Following the dissolution of the Soviet Union in 1991, Kyrgyzstan was one heralded as an “island of democracy” in Central Asia. In the previous three decades, the former colony has faced a number of revolutions ending in presidential removal (Laruelle & Engvall 2015), with weeks of public demonstration preceding Sooronbay Jeenbekov’s October 2020 resignation, which served as the third in fifteen years. Now, his prisoner-turned-president replacement Sadyr Japarov is redirecting the nation’s slow trend toward democratic reform, steering Kyrgyzstan into authoritarianism.

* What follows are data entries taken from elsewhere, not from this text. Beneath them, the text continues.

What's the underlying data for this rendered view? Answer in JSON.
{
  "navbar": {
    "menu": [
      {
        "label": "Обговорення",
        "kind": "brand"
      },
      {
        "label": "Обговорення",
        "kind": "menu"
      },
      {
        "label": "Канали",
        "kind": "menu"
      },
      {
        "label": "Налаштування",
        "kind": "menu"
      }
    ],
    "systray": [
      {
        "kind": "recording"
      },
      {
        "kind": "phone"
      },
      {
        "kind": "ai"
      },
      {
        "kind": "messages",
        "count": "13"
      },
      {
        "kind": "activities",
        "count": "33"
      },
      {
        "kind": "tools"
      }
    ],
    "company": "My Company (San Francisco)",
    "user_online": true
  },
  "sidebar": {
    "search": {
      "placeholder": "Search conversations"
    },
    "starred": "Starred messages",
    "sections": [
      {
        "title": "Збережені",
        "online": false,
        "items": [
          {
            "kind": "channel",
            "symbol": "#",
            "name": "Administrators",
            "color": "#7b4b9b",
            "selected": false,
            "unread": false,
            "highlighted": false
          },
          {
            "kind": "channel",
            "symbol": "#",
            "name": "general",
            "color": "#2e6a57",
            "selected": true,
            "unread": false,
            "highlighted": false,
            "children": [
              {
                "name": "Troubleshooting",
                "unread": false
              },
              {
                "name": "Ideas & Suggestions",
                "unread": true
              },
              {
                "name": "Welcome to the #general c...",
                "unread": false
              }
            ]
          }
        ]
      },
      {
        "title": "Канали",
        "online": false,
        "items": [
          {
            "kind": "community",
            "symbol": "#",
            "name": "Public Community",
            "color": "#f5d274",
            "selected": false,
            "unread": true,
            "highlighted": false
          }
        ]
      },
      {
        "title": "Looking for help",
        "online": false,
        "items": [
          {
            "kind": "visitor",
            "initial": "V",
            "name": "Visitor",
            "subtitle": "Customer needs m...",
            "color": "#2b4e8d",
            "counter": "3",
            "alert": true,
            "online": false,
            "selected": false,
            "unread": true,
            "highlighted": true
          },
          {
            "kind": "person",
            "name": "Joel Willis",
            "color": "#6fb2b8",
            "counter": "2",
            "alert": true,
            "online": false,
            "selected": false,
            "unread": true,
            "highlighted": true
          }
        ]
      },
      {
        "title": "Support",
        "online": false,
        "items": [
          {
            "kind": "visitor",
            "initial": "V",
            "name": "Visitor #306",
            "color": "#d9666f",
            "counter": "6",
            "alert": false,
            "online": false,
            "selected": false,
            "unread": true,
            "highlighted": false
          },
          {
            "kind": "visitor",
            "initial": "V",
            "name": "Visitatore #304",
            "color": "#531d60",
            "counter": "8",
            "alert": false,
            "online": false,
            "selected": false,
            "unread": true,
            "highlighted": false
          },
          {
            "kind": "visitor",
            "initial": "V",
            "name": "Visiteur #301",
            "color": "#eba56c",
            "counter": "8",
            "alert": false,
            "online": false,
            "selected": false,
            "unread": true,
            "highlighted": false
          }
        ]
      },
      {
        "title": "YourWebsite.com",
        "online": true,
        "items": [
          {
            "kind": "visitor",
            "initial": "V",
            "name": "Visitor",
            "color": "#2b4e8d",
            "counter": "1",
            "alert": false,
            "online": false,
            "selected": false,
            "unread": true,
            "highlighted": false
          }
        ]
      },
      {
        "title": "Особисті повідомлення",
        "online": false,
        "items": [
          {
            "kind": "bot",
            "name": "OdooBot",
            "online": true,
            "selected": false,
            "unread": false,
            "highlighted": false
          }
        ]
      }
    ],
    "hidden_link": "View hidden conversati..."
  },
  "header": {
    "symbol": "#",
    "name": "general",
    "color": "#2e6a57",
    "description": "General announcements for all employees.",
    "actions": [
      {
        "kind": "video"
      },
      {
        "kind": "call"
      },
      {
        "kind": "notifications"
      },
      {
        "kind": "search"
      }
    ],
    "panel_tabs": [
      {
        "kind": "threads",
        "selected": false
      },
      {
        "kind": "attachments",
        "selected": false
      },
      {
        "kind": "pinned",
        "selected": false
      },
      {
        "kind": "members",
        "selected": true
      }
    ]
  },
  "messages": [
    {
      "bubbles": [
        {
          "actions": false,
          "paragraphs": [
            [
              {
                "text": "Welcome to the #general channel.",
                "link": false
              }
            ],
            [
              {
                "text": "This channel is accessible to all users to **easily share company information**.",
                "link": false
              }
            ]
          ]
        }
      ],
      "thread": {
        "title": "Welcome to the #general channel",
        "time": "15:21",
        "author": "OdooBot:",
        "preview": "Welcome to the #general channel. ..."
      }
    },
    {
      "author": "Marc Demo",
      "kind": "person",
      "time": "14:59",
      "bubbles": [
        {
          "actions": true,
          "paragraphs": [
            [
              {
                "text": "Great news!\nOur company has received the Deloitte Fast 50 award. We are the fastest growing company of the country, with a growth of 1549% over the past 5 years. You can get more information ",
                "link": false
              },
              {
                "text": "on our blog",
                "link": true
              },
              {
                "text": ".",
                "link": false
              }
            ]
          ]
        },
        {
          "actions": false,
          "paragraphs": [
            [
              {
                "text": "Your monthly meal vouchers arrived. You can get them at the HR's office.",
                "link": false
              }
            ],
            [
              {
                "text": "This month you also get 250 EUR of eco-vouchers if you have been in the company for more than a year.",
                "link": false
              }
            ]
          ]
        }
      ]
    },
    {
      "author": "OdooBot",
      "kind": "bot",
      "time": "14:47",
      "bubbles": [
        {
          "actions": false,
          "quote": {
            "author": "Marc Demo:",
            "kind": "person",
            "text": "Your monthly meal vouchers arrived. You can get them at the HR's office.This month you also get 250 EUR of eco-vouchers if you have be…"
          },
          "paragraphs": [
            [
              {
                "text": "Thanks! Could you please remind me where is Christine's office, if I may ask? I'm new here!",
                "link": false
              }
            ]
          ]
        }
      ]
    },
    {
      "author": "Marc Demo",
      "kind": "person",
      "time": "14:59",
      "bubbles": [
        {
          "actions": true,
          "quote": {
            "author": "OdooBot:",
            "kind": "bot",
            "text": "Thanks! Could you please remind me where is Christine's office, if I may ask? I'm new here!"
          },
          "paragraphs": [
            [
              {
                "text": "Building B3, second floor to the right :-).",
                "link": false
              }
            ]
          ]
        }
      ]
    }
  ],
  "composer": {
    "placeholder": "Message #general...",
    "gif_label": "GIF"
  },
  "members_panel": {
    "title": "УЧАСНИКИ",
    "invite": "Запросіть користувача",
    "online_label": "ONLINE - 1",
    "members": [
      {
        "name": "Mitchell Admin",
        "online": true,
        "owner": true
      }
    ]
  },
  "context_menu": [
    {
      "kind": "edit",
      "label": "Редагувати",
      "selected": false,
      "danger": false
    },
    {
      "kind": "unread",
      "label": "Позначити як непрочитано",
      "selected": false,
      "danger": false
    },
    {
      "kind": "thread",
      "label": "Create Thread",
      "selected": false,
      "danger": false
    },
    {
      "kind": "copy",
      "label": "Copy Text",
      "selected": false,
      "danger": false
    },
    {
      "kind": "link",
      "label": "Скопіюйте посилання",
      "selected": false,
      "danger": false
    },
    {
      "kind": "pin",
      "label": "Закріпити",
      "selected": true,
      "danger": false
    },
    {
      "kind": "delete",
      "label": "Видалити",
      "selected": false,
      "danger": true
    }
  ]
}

Nearly a year ago, thousands of Kyrgyz protested the outcome of their parliamentary elections, with many claiming votes were being bought and fraudulently reported. These riots, primarily occurring in the capital of Bishkek over the course of week, injured more than 1200 and killed one individual. During this period of turmoil, supporters occupied a government building, breaking Sadyr Japarov out of prison and subsequently naming him prime minister. Jeenbekov resigned October 15th with Japarov claiming presidential powers that same day. The parliamentary elections were annulled and new elections were set for January 10th 2021. Both the constitution and formation of government were up for revision, with 81% of voters electing to switch the parliament-led system to a president-led one. For Japarov, this conveniently reverses the 2010 referendum that placed power squarely in the seat of the prime minister. Japarov easily cleared his group of sixteen challengers, winning 79% of the presidential vote in a landslide.
A Kyrgyz nationalist, Japarov has a history of capitalizing on the country’s ethnic tensions, previously taking part in Osh riots targeting Uzbek residents from April to October of 2010. In this unrest, rural Kyrgyz bucked against property-owning ethnic Uzbeks living in the area. This string of violence resulted in the death of 893, with Japarov being noted as an inciter of attacks. His current rhetoric echoes similar sentiments regarding “rich” Kazakh neighbors and the perceived short end of the stick Kyrgyzstan was handed in the wake of the USSR. Japarov espouses anti-Western ideals, a holdover from the 2013 crimes that got him arrested, exiled, and detained. He was involved with a rally advocating for the nationalization of the Canadian-owned Kumtor Gold Mine, which eventually led to the attempted seizure of the Kyrgyz White House. After his acquittal, he plotted to kidnap the area’s akim (local head of government). He then fled the country, returning in 2017 when he was promptly sentenced and imprisoned.
While in prison Japarov strengthened the Mekenchil (“Patriotic”), a national-conservative party he founded in 2010. It has close ties with other nationalist parties in the country and gained a massive following the aftermath of the election recall, especially with oft-neglected rural voters. In his tenure as both president and prime minister, he has succeeded in portraying the culture of political parties as western-imposed idea, centralizing presidential authority in a manner similar to the Soviet model of vertical power and tradition of strongman leaders. In May, the new constitution went into effect and gave Japarov expansive powers, facilitated by a president-led led assembly that will advise all governmental behavior. In August, he signed an executive law removing a quarter of the seats in the Jorgorku Kenesh (Supreme Council), reducing the number from 120 seats to 90, while also calling for a Kurultai organization structure, a gesture to his nationalist base. Of the 90 parliamentary seats, “54 seats will be elected through national party lists and the remaining 36 will be decided in individual district races” (RFE/RL’s Kyrgyz Service 2021).
Along with his constitutional reforms, Japarov has signed other legislature like his August “false information” bill many predict will only serve to limit press freedoms in the country. Many of his critics—including opposition party leaders—have been charged and jailed with various crimes, pointing to even more restrictions on political autonomy and free speech. He also relieved many from their positions, including the First Deputy Prosecutor General, acts done in the name of eliminating legal conflicts but raise questions of possible corruption.
It goes without saying that this extreme executive aggrandizement will plague the nation for years to come, but despite foreboding signs, there are still some who believe Kyrgyzstan can recover from their political instability. Political analysts like Emil Dzhuraev have faith that strides toward democracy will be made after Japarov, just with a few more delays than anticipated. This sentiment aligns with the initial belief that after gaining independence Kyrgyzstan would gradually reach democratic statehood. In the meantime, Japarov continues to relieve officials of their posts and sign amendments undermining the parliamentary and presidential elections of the nation with no signs of stopping.